US lawmakers want tech giants to hire more 'blacks'
US lawmakers want tech giants to hire more 'blacks'
Two US lawmakers will visit the Silicon Valley next week to ask technology companies like Airbnb, Facebook, Twitter, Lyft and Uber to hire more people from the black community.
The push to hire more African-Americans comes as Facebook and Twitter are under fire for racist content on their platforms and Google is accused of promoting anti-diversity.
Two Democrats -- Barbara Lee and G.K. Butterfield -- would start meetings with these five companies and others from Monday to push them to increase their efforts to hire and retain more engineers and executives from the community, ReCode reported on Friday.

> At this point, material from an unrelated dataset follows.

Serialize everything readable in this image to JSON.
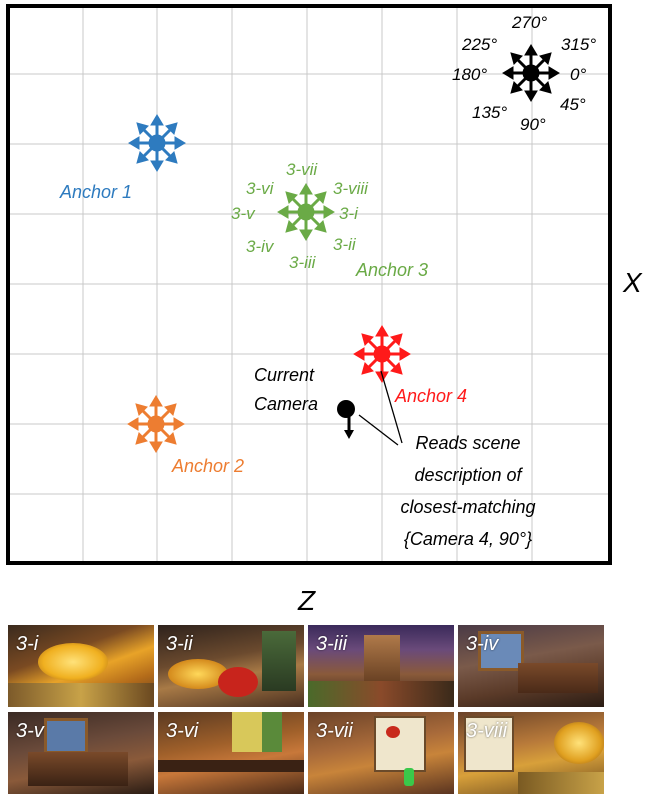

This initiative -- called 'Congressional Black Caucus' -- is part of a campaign called 'Tech2020', which aims to increase the representation of African-American workers at all levels of the tech industry, the report said.
Lawmakers launched this initiative in 2015 and at that time, they even threatened to regulate the tech industry if it failed to improve its hiring practices.
Under the Donald Trump administration, however, it has become more difficult, Lee said.
In an interview, Lee said she would also prod Facebook and Twitter to address racist content that has been spread on their platforms, "particularly in light of reports that Russian agents -- in a bid to stir political unrest in the US - shared such messages on social media during the 2016 presidential election".
"They have got to understand, they've got to move quicker," Lee was quoted as saying.
"And they've got to figure out a way to stop allowing these ads that really undermine our elections and create havoc, really, in communities by trying to create division and hostility and hatred," she added.